Metrics

The apps/metrics process is a small Node.js sampler. Each instance is responsible for exactly one Valkey node (or one cluster, when run standalone): it opens a connection, runs the collectors defined in its config, writes NDJSON output to disk, exposes an HTTP API the server consumes, and registers itself with the Valkey Admin server’s /orchestrator/register endpoint at startup.

The metrics process is unusual in that it has two sources of configuration that layer on top of each other:

config.yml — the canonical source for collector definitions, retention rules, server defaults, and logging defaults.
Environment variables — used to inject per-instance details (which Valkey to talk to, where to register) and to override a handful of YAML fields at load time.

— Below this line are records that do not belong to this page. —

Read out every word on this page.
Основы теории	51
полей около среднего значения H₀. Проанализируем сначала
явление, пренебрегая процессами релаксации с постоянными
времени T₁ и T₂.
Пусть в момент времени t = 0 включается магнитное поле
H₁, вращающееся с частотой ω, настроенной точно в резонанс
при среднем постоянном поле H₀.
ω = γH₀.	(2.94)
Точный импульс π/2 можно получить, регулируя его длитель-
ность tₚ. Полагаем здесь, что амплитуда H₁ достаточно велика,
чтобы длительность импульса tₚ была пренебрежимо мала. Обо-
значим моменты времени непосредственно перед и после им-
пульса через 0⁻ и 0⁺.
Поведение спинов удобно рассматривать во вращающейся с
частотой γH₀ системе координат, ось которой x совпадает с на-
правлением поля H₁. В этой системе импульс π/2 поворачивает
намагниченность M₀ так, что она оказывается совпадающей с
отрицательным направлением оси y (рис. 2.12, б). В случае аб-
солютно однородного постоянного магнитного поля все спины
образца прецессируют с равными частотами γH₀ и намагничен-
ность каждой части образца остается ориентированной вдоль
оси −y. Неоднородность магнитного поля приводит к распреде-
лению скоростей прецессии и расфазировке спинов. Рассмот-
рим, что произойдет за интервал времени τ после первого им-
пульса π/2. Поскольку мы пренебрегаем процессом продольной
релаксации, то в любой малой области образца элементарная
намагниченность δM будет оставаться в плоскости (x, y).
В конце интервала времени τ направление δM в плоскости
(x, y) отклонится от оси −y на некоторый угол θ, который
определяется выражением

The sections below walk through both sources in the order they get applied.

The `config.yml` File

When the metrics process starts it loads apps/metrics/config.yml (or the file at CONFIG_PATH if set), parses it with YAML, and merges it on top of these defaults:

backend:
  ping_interval: 10000
server:
  port: 3000
  data_dir: /app/data
collector:
  batch_ms: 60000
  batch_max: 500
epics: []

Each entry in epics is also merged with per-epic defaults of data_retention_mb: 10 and data_retention_days: 30.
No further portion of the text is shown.